Strike, Raw Materials Drop Cooper Earnings for the Half
(Akron/Tire Review) Cooper Tire & Rubber Co posted a net loss of $7 million in its second quarter of 2005, a downturn fuelled by the strike at its Texarkana, Arkansas, tyre plant earlier this year and rising raw material costs. Cooper also lost $2 million overall for the first half of 2005.
Net sales for the second quarter reached $511 million, up slightly from sales of $509 for the same period last year. For the first six months, Cooper racked up net sales of $1 billion, up 4 per cent versus the first half of 2004.
Cooper’s North American tyre operations saw net sales for the quarter grow 1 per cent to $460 million, while its unit sales dropped due to lower than expected demand, the impact of the strike and inventory issues. First half sales, though, were up 5 per cent to $924 million. First half unit sales were down 5 per cent while industry unit volumes were up some 2 per cent, said Cooper.
North American tyre operating profit was $2 million for the second quarter, down from 2004’s $22 million profit for the same period, and its first half profit of $10 million was down substantially year-over-year from 2004’s $35 million profit.
“We have worked hard to overcome some very difficult operating conditions during the quarter and the first half of the year,” said Tom Dattilo, Cooper chairman, president and CEO. “We made good progress once the strike was behind us and that progress was clearly evident in June, but it was not enough to offset the broad impact on sales and disruption of our manufacturing operations in the first two months of the quarter.”
While Dattilo heralded many improvements Cooper has made over the first half, he warned that the second half of the year will not be easy. “Increasing raw material costs will continue to be a major challenge for our company and our industry through at least the end of 2005. Natural rubber prices jumped significantly in the latter part of the second quarter and we see them remaining fairly steady for the next quarter.
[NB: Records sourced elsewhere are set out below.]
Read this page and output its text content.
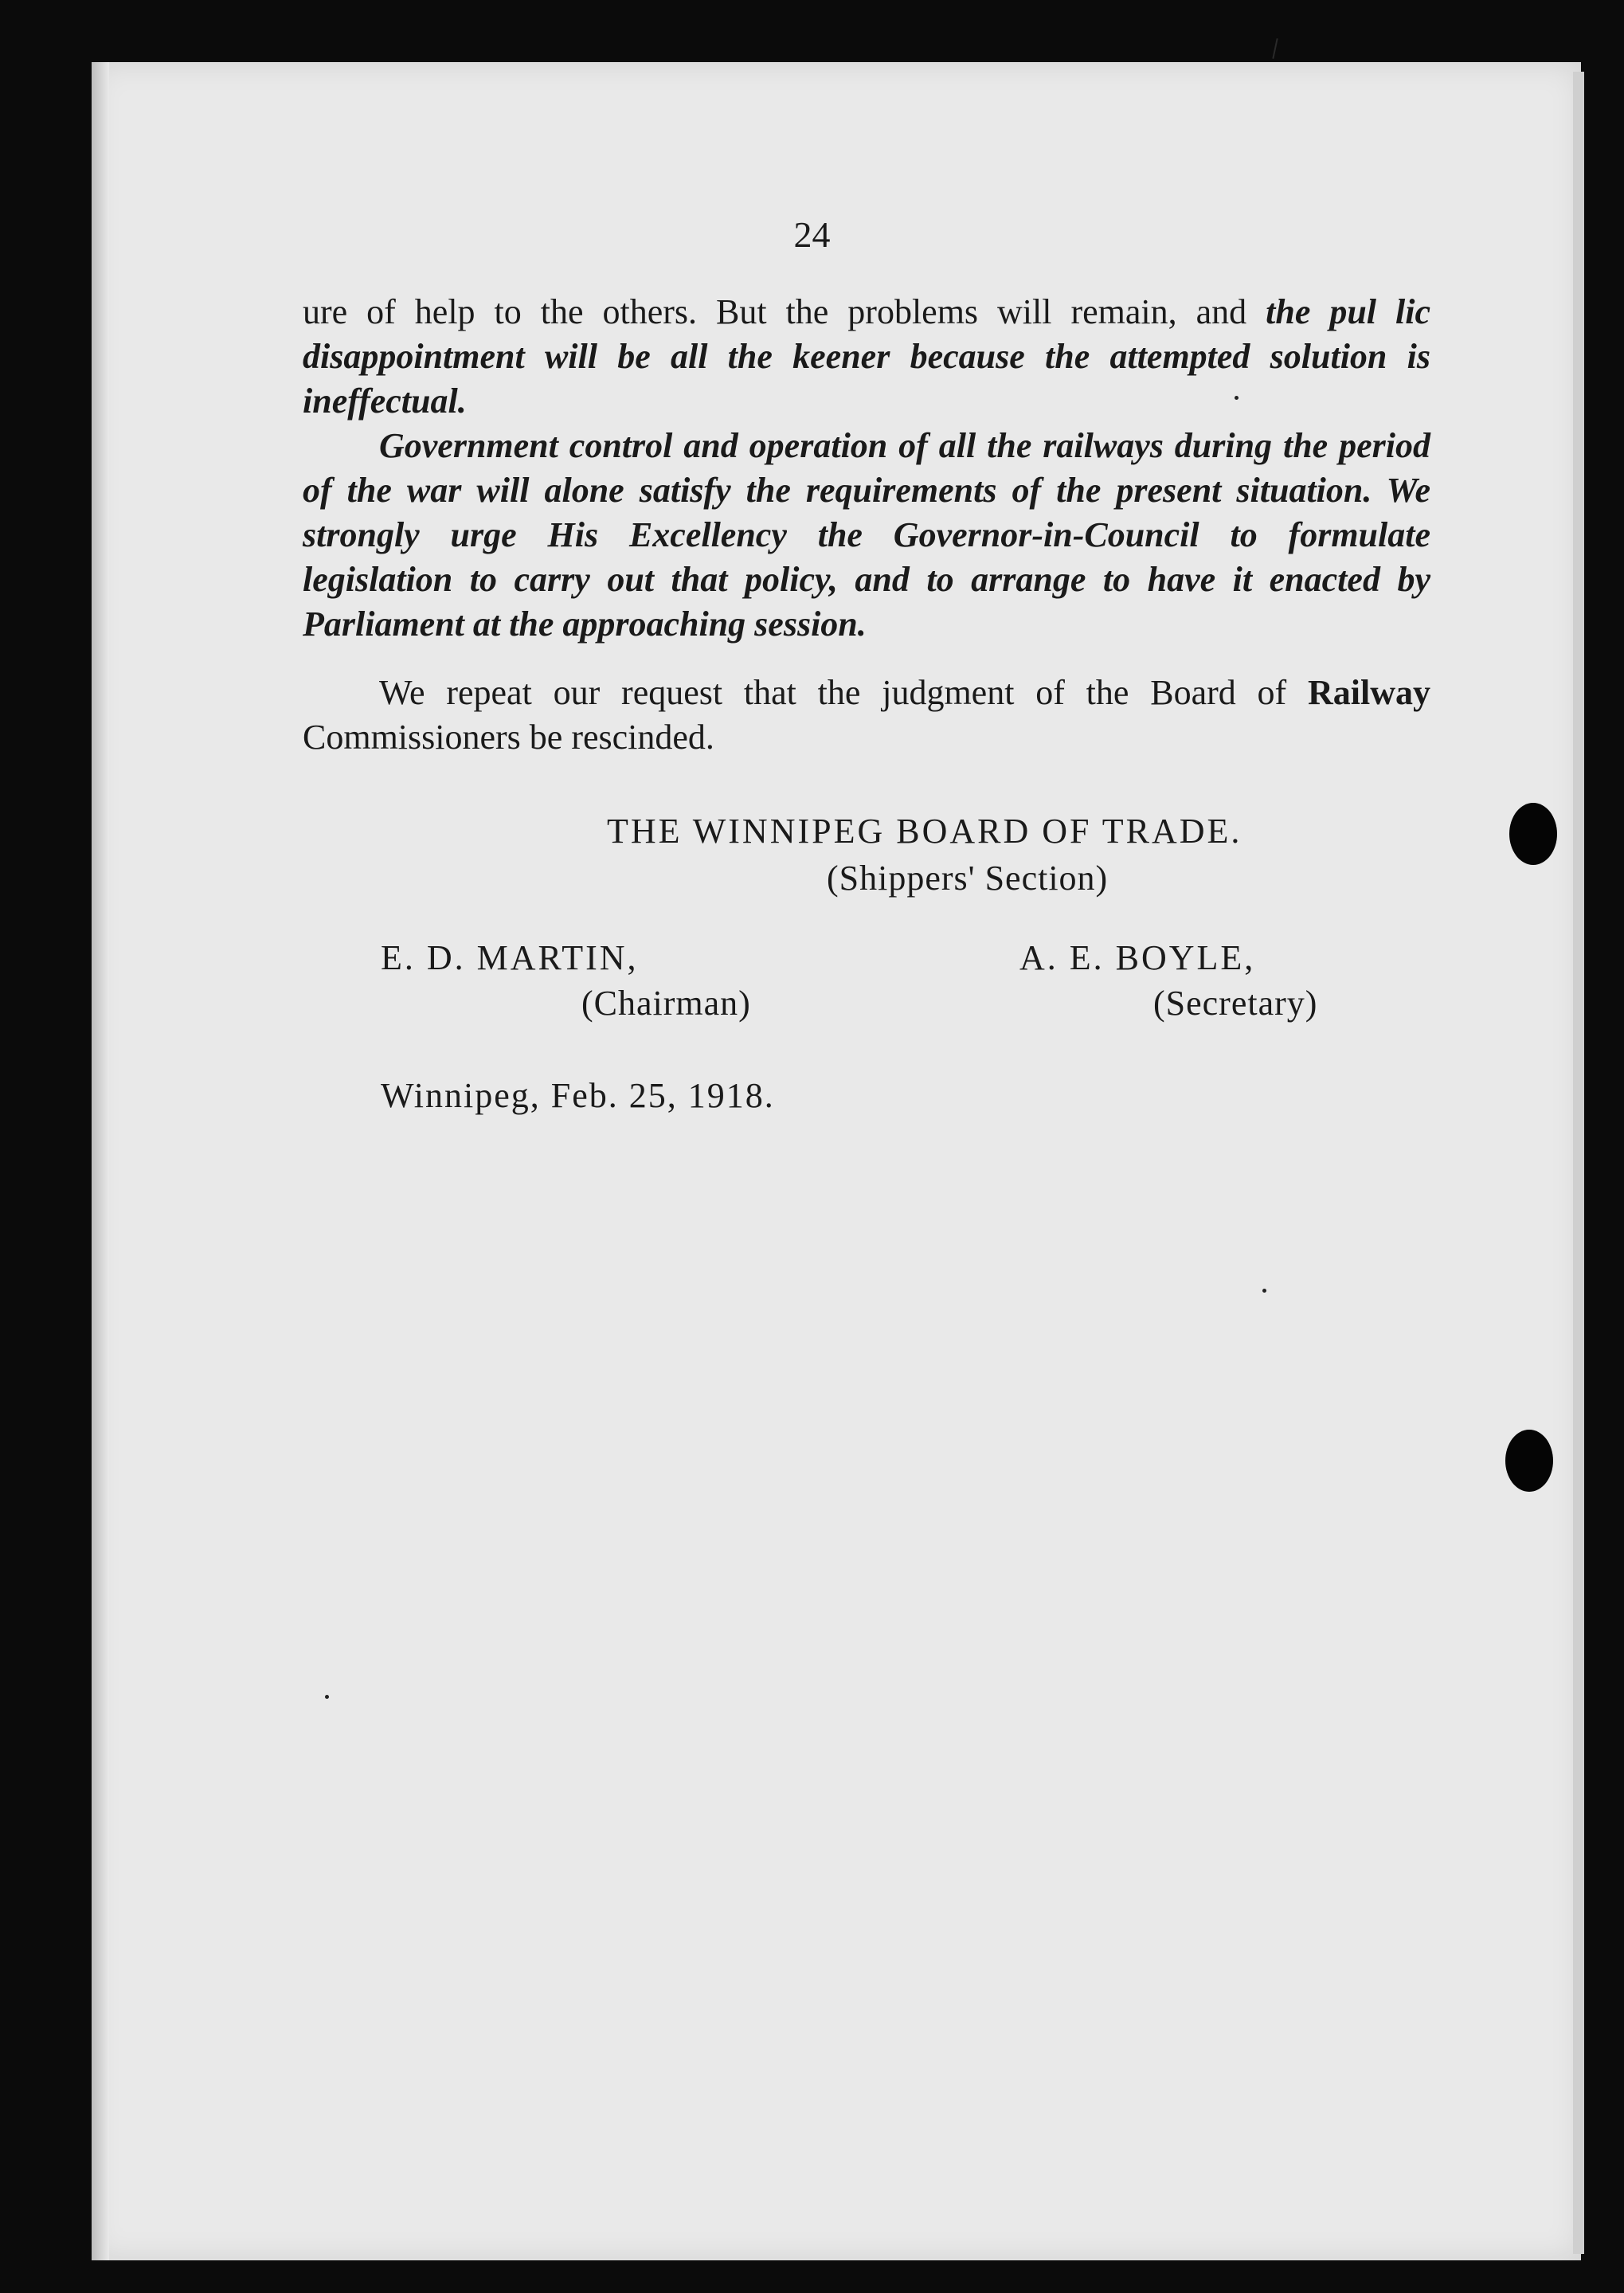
24

ure of help to the others. But the problems will remain, and the pul lic disappointment will be all the keener because the attempted solution is ineffectual.

Government control and operation of all the railways during the period of the war will alone satisfy the requirements of the present situation. We strongly urge His Excellency the Governor-in-Council to formulate legislation to carry out that policy, and to arrange to have it enacted by Parliament at the approaching session.

We repeat our request that the judgment of the Board of Railway Commissioners be rescinded.

THE WINNIPEG BOARD OF TRADE.
(Shippers' Section)
E. D. MARTIN,
(Chairman)
A. E. BOYLE,
(Secretary)
Winnipeg, Feb. 25, 1918.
Stubbornly high oil prices and strong demand are driving most other materials higher as well, which is a direct contrast to the modest improvement we had anticipated. The higher cost of raw materials, compared to the same period last year, could impact our operating profit by as much as $35 to $40 million in the third quarter alone.
“We will likely experience some lingering impact from the Texarkana strike in the rest of the year in the form of imbalanced inventory and lost sales of our premium light truck and sport truck products. But the new, more efficient equipment we have been installing and our plant expansions overall will put us in a better position to supply our customers with the products they need, when they need them. So we expect our sales in the third and fourth quarters should improve over last year.”